July 15--SCRANTON -- Firefighters here have been running into burning buildings for $7.25 an hour.
"That can inhibit how you perform," said firefighter Bob Zoltewicz, 32, the married father of two, ages 2 and 5 months. "You have to try to keep that salary out of your mental state."
Since the mayor of this financially distressed city decided to deal with budget woes by paring the paychecks of all 400 city workers to minimum wage a week ago, it has been difficult for people to think about much else.
And that kind of distraction, which has made national news, is tough to handle when you labor at life-and-death jobs.
"We come to work regardless of what's happening politically," said Zoltewicz, who was called to a two-alarm blaze at an abandoned property on the city's west side last week. "But $7.25 an hour is crippling."
For police officers, it's the same problem, as they must reconcile the head-spinning fact that there are local high school students with summer jobs scooping ice cream in town who are making $1.25 an hour more.
"It's hard for officers to function with this situation over their heads," said Detective Lt. Bob Martin, president of the Fraternal Order of Police, many of whose members usually make about $56,000, similar to firefighters' salaries. Martin himself said that under the new wage rules, he took home $408 for two weeks' work, about $1,500 short of his normal salary.
He added that, to help defray the 80 percent pay cut, some officers have been selling personal weapons they had bought to augment standard police-issued firearms.
"Now my guys are sacrificing personal and public protection by giving up their personal rifles because these clowns in city government are being dysfunctional and can't figure things out," Martin continued.
"A police officer's got to be focused, and maybe you're not as sharp if you're sitting in the patrol car worrying about how you're going to pay the mortgage on $7.25 an hour. This is the kind of thing that could distract us into oblivion."

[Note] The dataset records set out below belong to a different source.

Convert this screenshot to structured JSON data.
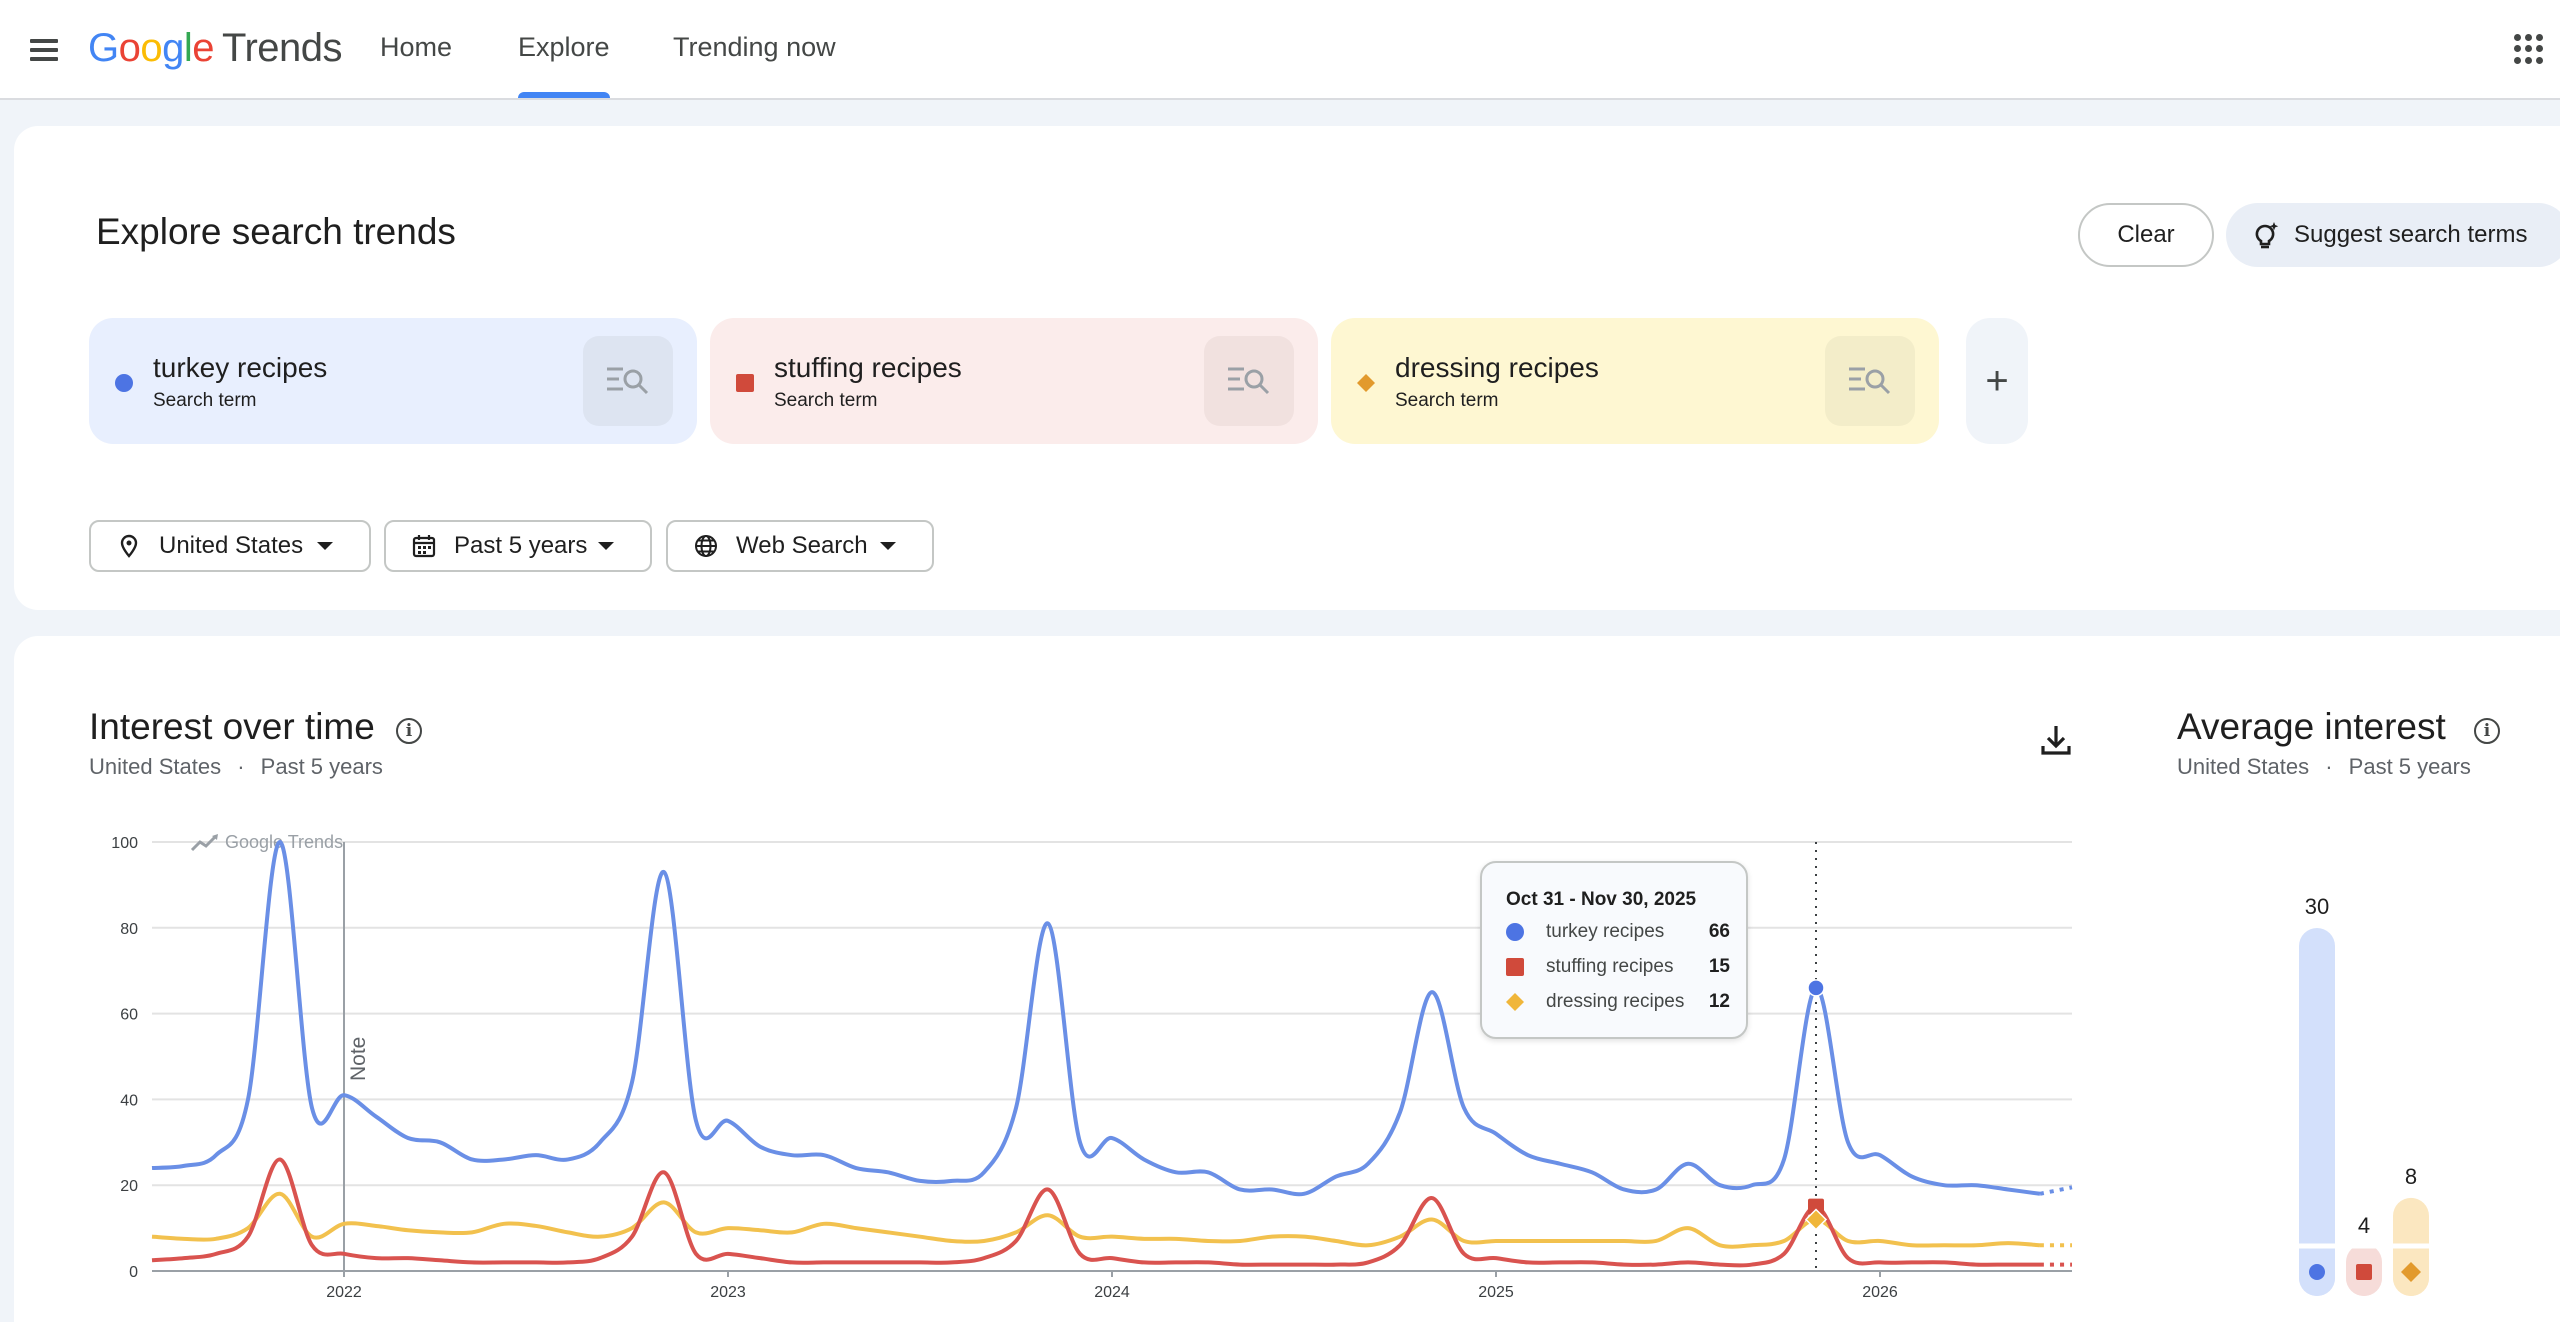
{
  "header": {
    "logo_google": [
      "G",
      "o",
      "o",
      "g",
      "l",
      "e"
    ],
    "logo_product": "Trends",
    "tabs": [
      {
        "label": "Home",
        "active": false
      },
      {
        "label": "Explore",
        "active": true
      },
      {
        "label": "Trending now",
        "active": false
      }
    ]
  },
  "explore": {
    "title": "Explore search trends",
    "clear_label": "Clear",
    "suggest_label": "Suggest search terms",
    "terms": [
      {
        "name": "turkey recipes",
        "type": "Search term",
        "color": "#4d74e3",
        "bg": "#e8effe",
        "marker": "circle"
      },
      {
        "name": "stuffing recipes",
        "type": "Search term",
        "color": "#d04a3b",
        "bg": "#fbeceb",
        "marker": "square"
      },
      {
        "name": "dressing recipes",
        "type": "Search term",
        "color": "#e29a2d",
        "bg": "#fef7d2",
        "marker": "diamond"
      }
    ],
    "add_label": "+",
    "filters": {
      "location": "United States",
      "time": "Past 5 years",
      "property": "Web Search"
    }
  },
  "interest_over_time": {
    "title": "Interest over time",
    "location": "United States",
    "separator": "·",
    "period": "Past 5 years",
    "watermark": "Google Trends",
    "note_label": "Note",
    "tooltip": {
      "date": "Oct 31 - Nov 30, 2025",
      "rows": [
        {
          "label": "turkey recipes",
          "value": "66"
        },
        {
          "label": "stuffing recipes",
          "value": "15"
        },
        {
          "label": "dressing recipes",
          "value": "12"
        }
      ]
    }
  },
  "average_interest": {
    "title": "Average interest",
    "location": "United States",
    "separator": "·",
    "period": "Past 5 years"
  },
  "chart_data": [
    {
      "type": "line",
      "title": "Interest over time",
      "x_tick_labels": [
        "2022",
        "2023",
        "2024",
        "2025",
        "2026"
      ],
      "y_ticks": [
        0,
        20,
        40,
        60,
        80,
        100
      ],
      "ylim": [
        0,
        100
      ],
      "grid": true,
      "x_start": "2021-07",
      "x_end": "2026-07",
      "series": [
        {
          "name": "turkey recipes",
          "color": "#6a8fe6",
          "dot_color": "#4d74e3",
          "points": [
            [
              "2021-07",
              24
            ],
            [
              "2021-08",
              24.5
            ],
            [
              "2021-09",
              27
            ],
            [
              "2021-10",
              40
            ],
            [
              "2021-11",
              100
            ],
            [
              "2021-12",
              38
            ],
            [
              "2022-01",
              41
            ],
            [
              "2022-02",
              36
            ],
            [
              "2022-03",
              31
            ],
            [
              "2022-04",
              30
            ],
            [
              "2022-05",
              26
            ],
            [
              "2022-06",
              26
            ],
            [
              "2022-07",
              27
            ],
            [
              "2022-08",
              26
            ],
            [
              "2022-09",
              30
            ],
            [
              "2022-10",
              44
            ],
            [
              "2022-11",
              93
            ],
            [
              "2022-12",
              35
            ],
            [
              "2023-01",
              35
            ],
            [
              "2023-02",
              29
            ],
            [
              "2023-03",
              27
            ],
            [
              "2023-04",
              27
            ],
            [
              "2023-05",
              24
            ],
            [
              "2023-06",
              23
            ],
            [
              "2023-07",
              21
            ],
            [
              "2023-08",
              21
            ],
            [
              "2023-09",
              23
            ],
            [
              "2023-10",
              38
            ],
            [
              "2023-11",
              81
            ],
            [
              "2023-12",
              30
            ],
            [
              "2024-01",
              31
            ],
            [
              "2024-02",
              26
            ],
            [
              "2024-03",
              23
            ],
            [
              "2024-04",
              23
            ],
            [
              "2024-05",
              19
            ],
            [
              "2024-06",
              19
            ],
            [
              "2024-07",
              18
            ],
            [
              "2024-08",
              22
            ],
            [
              "2024-09",
              25
            ],
            [
              "2024-10",
              37
            ],
            [
              "2024-11",
              65
            ],
            [
              "2024-12",
              38
            ],
            [
              "2025-01",
              32
            ],
            [
              "2025-02",
              27
            ],
            [
              "2025-03",
              25
            ],
            [
              "2025-04",
              23
            ],
            [
              "2025-05",
              19
            ],
            [
              "2025-06",
              19
            ],
            [
              "2025-07",
              25
            ],
            [
              "2025-08",
              20
            ],
            [
              "2025-09",
              20
            ],
            [
              "2025-10",
              26
            ],
            [
              "2025-11",
              66
            ],
            [
              "2025-12",
              30
            ],
            [
              "2026-01",
              27
            ],
            [
              "2026-02",
              22
            ],
            [
              "2026-03",
              20
            ],
            [
              "2026-04",
              20
            ],
            [
              "2026-05",
              19
            ],
            [
              "2026-06",
              18
            ],
            [
              "2026-07",
              19.5
            ]
          ]
        },
        {
          "name": "stuffing recipes",
          "color": "#d9534f",
          "dot_color": "#d04a3b",
          "points": [
            [
              "2021-07",
              2.5
            ],
            [
              "2021-08",
              3
            ],
            [
              "2021-09",
              4
            ],
            [
              "2021-10",
              8
            ],
            [
              "2021-11",
              26
            ],
            [
              "2021-12",
              6
            ],
            [
              "2022-01",
              4
            ],
            [
              "2022-02",
              3
            ],
            [
              "2022-03",
              3
            ],
            [
              "2022-04",
              2.5
            ],
            [
              "2022-05",
              2
            ],
            [
              "2022-06",
              2
            ],
            [
              "2022-07",
              2
            ],
            [
              "2022-08",
              2
            ],
            [
              "2022-09",
              3
            ],
            [
              "2022-10",
              8
            ],
            [
              "2022-11",
              23
            ],
            [
              "2022-12",
              4
            ],
            [
              "2023-01",
              4
            ],
            [
              "2023-02",
              3
            ],
            [
              "2023-03",
              2
            ],
            [
              "2023-04",
              2
            ],
            [
              "2023-05",
              2
            ],
            [
              "2023-06",
              2
            ],
            [
              "2023-07",
              2
            ],
            [
              "2023-08",
              2
            ],
            [
              "2023-09",
              3
            ],
            [
              "2023-10",
              7
            ],
            [
              "2023-11",
              19
            ],
            [
              "2023-12",
              4
            ],
            [
              "2024-01",
              3
            ],
            [
              "2024-02",
              2
            ],
            [
              "2024-03",
              2
            ],
            [
              "2024-04",
              2
            ],
            [
              "2024-05",
              1.5
            ],
            [
              "2024-06",
              1.5
            ],
            [
              "2024-07",
              1.5
            ],
            [
              "2024-08",
              1.5
            ],
            [
              "2024-09",
              2
            ],
            [
              "2024-10",
              6
            ],
            [
              "2024-11",
              17
            ],
            [
              "2024-12",
              4
            ],
            [
              "2025-01",
              3
            ],
            [
              "2025-02",
              2
            ],
            [
              "2025-03",
              2
            ],
            [
              "2025-04",
              2
            ],
            [
              "2025-05",
              1.5
            ],
            [
              "2025-06",
              1.5
            ],
            [
              "2025-07",
              2
            ],
            [
              "2025-08",
              1.5
            ],
            [
              "2025-09",
              1.5
            ],
            [
              "2025-10",
              4
            ],
            [
              "2025-11",
              15
            ],
            [
              "2025-12",
              3
            ],
            [
              "2026-01",
              2
            ],
            [
              "2026-02",
              2
            ],
            [
              "2026-03",
              2
            ],
            [
              "2026-04",
              1.5
            ],
            [
              "2026-05",
              1.5
            ],
            [
              "2026-06",
              1.5
            ],
            [
              "2026-07",
              1.5
            ]
          ]
        },
        {
          "name": "dressing recipes",
          "color": "#f2c14e",
          "dot_color": "#f0b63a",
          "points": [
            [
              "2021-07",
              8
            ],
            [
              "2021-08",
              7.5
            ],
            [
              "2021-09",
              7.5
            ],
            [
              "2021-10",
              10
            ],
            [
              "2021-11",
              18
            ],
            [
              "2021-12",
              8
            ],
            [
              "2022-01",
              11
            ],
            [
              "2022-02",
              10.5
            ],
            [
              "2022-03",
              9.5
            ],
            [
              "2022-04",
              9
            ],
            [
              "2022-05",
              9
            ],
            [
              "2022-06",
              11
            ],
            [
              "2022-07",
              10.5
            ],
            [
              "2022-08",
              9
            ],
            [
              "2022-09",
              8
            ],
            [
              "2022-10",
              10
            ],
            [
              "2022-11",
              16
            ],
            [
              "2022-12",
              9
            ],
            [
              "2023-01",
              10
            ],
            [
              "2023-02",
              9.5
            ],
            [
              "2023-03",
              9
            ],
            [
              "2023-04",
              11
            ],
            [
              "2023-05",
              10
            ],
            [
              "2023-06",
              9
            ],
            [
              "2023-07",
              8
            ],
            [
              "2023-08",
              7
            ],
            [
              "2023-09",
              7
            ],
            [
              "2023-10",
              9
            ],
            [
              "2023-11",
              13
            ],
            [
              "2023-12",
              8
            ],
            [
              "2024-01",
              8
            ],
            [
              "2024-02",
              7.5
            ],
            [
              "2024-03",
              7.5
            ],
            [
              "2024-04",
              7
            ],
            [
              "2024-05",
              7
            ],
            [
              "2024-06",
              8
            ],
            [
              "2024-07",
              8
            ],
            [
              "2024-08",
              7
            ],
            [
              "2024-09",
              6
            ],
            [
              "2024-10",
              8
            ],
            [
              "2024-11",
              12
            ],
            [
              "2024-12",
              7
            ],
            [
              "2025-01",
              7
            ],
            [
              "2025-02",
              7
            ],
            [
              "2025-03",
              7
            ],
            [
              "2025-04",
              7
            ],
            [
              "2025-05",
              7
            ],
            [
              "2025-06",
              7
            ],
            [
              "2025-07",
              10
            ],
            [
              "2025-08",
              6
            ],
            [
              "2025-09",
              6
            ],
            [
              "2025-10",
              7
            ],
            [
              "2025-11",
              12
            ],
            [
              "2025-12",
              7
            ],
            [
              "2026-01",
              7
            ],
            [
              "2026-02",
              6
            ],
            [
              "2026-03",
              6
            ],
            [
              "2026-04",
              6
            ],
            [
              "2026-05",
              6.5
            ],
            [
              "2026-06",
              6
            ],
            [
              "2026-07",
              6
            ]
          ]
        }
      ],
      "note_date": "2022-01",
      "highlight_date": "2025-11"
    },
    {
      "type": "bar",
      "title": "Average interest",
      "categories": [
        "turkey recipes",
        "stuffing recipes",
        "dressing recipes"
      ],
      "values": [
        30,
        4,
        8
      ],
      "value_labels": [
        "30",
        "4",
        "8"
      ],
      "colors": [
        "#d3e0fb",
        "#f6dcd9",
        "#fbe7c0"
      ],
      "dot_colors": [
        "#4d74e3",
        "#d04a3b",
        "#e29a2d"
      ],
      "ylim": [
        0,
        30
      ]
    }
  ]
}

Scranton's issues are complex and trace back to years of difficulties. The city of 76,000 mostly white ethnic residents loses population, which erodes the tax base and makes it harder to pay for services.
Meanwhile, as foreclosures have increased while development has stalled, city infrastructure has been rapidly deteriorating. And because of either mismanagement or bad luck -- no one agrees which -- Scranton is seen by banks as a poor bet, and has a hard time getting loans.
Currently, there is a $16.8 million budget shortfall, and Mayor Christopher Doherty has said the city requires a 78 percent property-tax hike over the next three years or must face draconian service cuts.
The City Council balked at the huge increase. "People can't afford that," Council President Janet Evans said in an interview, explaining that Scranton is a blue-collar city with 24 percent poverty and a high number of unemployed and elderly residents.
Doherty, along with the city's solicitor, its business administrator, and other officials, did not return repeated phone calls seeking comment.
Council suggested other ways of creating revenue, such as enhanced parking-meter programs, a tax on parking lots, a commuter tax, and getting more tax money from nonprofits.
'Lines in the sand'
The mayor and Council couldn't agree on the proposed remedies. "This is all personality politics," said Jean Harris, a political science professor at the University of Scranton whose specialty is local and state government.
While the mayor and all five council members are Democrats, their unusually vitriolic personal antagonism has created a dicey oil-and-water combination that is withering the city, Harris said.
"Both City Council and the mayor are drawing lines in the sand, and that is not the way government works."